National Right to Life said the decision did not resolve concerns about the drug's safety.
“Women remain unprotected from common abortion drug complications, such as bleeding, infection and failure to timely identify ectopic pregnancies that rupture,” said Carol Tobias, president of the group. “While the abortion pill remains legal, we look forward to continuing this battle to restore safety precautions.”
It is not clear who might have standing to sue, but lawsuits against a drug or other medication often begin with patients who complain of having suffered serious, unexpected complications.
In 2000, the FDA approved the use of mifepristone as safe and effective for terminating an early pregnancy. The pills are usually used in combination with a second medication, misoprostol.
In recent years, the agency relaxed its regulations for dispensing the pills. He did so based on studies that showed serious complications were “extremely rare.” Under the new rules, pregnant women could fill a prescription through telemedicine and receive the pills at a pharmacy or by mail. And they could use the drug during 10 weeks of pregnancy, compared to seven weeks earlier.
The Guttmacher Institute reported that abortion drugs were used in 63% of abortions in the United States last year.
Thursday's decision does not change the law in states where abortions are illegal.

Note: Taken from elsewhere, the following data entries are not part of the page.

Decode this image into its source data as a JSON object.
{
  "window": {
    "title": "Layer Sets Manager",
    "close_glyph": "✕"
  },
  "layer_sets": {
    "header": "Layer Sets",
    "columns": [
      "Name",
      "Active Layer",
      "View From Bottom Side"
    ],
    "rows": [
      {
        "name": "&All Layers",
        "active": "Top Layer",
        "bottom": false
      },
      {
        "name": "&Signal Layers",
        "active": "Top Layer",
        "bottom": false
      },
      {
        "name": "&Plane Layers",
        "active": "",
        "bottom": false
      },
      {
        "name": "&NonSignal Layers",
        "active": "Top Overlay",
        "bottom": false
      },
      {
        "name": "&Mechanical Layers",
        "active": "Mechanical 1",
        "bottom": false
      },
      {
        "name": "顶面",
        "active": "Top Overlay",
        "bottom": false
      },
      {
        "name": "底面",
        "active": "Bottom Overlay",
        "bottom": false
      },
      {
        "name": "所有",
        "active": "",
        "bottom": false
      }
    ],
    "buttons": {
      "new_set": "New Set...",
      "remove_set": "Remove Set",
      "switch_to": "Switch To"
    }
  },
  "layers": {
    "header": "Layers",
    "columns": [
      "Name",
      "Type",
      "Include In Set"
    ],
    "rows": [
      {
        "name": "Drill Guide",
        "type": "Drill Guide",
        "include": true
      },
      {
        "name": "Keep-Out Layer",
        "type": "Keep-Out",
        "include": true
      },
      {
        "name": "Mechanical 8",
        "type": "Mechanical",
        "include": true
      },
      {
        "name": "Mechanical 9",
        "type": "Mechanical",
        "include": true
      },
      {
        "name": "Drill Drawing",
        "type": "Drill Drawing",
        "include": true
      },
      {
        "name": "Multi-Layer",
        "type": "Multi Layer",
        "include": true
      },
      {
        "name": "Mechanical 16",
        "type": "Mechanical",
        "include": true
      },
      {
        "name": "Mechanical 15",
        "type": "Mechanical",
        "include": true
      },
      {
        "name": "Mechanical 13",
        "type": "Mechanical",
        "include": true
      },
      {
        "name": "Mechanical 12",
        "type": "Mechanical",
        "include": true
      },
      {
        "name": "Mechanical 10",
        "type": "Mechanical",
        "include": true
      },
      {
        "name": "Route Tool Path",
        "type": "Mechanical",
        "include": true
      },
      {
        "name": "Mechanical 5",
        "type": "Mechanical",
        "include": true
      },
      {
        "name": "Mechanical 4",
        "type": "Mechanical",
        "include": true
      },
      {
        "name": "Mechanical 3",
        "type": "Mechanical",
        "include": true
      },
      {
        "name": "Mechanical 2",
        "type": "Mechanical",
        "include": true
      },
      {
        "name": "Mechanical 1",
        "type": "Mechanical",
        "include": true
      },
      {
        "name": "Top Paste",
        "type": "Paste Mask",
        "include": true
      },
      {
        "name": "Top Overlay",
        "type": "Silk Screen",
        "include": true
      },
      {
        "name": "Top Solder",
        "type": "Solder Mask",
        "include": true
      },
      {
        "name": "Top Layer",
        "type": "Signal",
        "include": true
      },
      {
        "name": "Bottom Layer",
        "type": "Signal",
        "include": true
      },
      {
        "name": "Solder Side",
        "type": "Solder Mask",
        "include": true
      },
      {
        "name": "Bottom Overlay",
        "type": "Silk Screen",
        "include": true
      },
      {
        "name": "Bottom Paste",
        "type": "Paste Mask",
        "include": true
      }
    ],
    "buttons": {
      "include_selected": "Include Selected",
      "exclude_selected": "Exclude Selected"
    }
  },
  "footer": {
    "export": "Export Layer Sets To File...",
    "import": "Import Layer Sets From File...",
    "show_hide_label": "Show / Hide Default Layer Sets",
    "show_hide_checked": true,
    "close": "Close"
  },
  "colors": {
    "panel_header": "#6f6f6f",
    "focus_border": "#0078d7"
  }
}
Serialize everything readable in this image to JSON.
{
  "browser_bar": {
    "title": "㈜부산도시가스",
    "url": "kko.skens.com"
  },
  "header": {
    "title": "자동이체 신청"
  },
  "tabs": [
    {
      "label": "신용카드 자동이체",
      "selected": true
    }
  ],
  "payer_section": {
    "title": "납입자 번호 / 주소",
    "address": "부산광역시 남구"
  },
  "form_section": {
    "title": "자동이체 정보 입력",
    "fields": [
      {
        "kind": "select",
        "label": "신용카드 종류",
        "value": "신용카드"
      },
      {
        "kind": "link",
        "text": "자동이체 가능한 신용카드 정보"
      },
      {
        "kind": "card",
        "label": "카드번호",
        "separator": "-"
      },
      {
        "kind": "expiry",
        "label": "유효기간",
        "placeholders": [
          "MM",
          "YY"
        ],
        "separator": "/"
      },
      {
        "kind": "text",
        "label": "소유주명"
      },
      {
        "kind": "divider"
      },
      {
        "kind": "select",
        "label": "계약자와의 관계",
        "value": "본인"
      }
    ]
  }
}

Shortly after the Supreme Court struck down the right to abortion in Dobbs v. Jackson Women's Health Organization, Alliance Defending Freedom, a conservative Christian group, filed a lawsuit in Amarillo, Texas, requesting the repeal of the FDA's approval of mifepristone. The plaintiffs were doctors and other health activists from across the country who oppose abortion and maintain that the drugs are unsafe.
Plaintiffs generally have to prove that a federal law harmed them personally to have standing to sue. These doctors did not perform abortions or dispense the medications, but they maintained that at least some of the group members could be on call in the future in an emergency room when a patient arrived with complications after taking the abortion pills.
The group filed suit in Amarillo, knowing that the case would go before U.S. District Judge Matthew Kacsmaryk, a Trump appointee and Christian legal activist before his appointment.
As predicted, Kacsmaryk issued a sweeping ruling last year. He decided that anti-abortion activists had standing to sue and ordered the FDA to suspend approval of the drugs.
A few weeks later, the U.S. Court of Appeals for the Fifth Circuit agreed to limit Kacsmaryk's ruling. By a 2-1 vote, the appeals court said it was too late to undo the drug's approval in 2000, but not too late to overturn FDA regulations that since 2016 have made it easier for women to obtain the pills.
The Biden administration's attorney general, Elizabeth B. Prelogar, appealed to the Supreme Court, calling the case a first.
He said, “This is the first time a court has restricted access to an FDA-approved drug by questioning the FDA's expert judgment on the conditions required to ensure safe use of that drug.”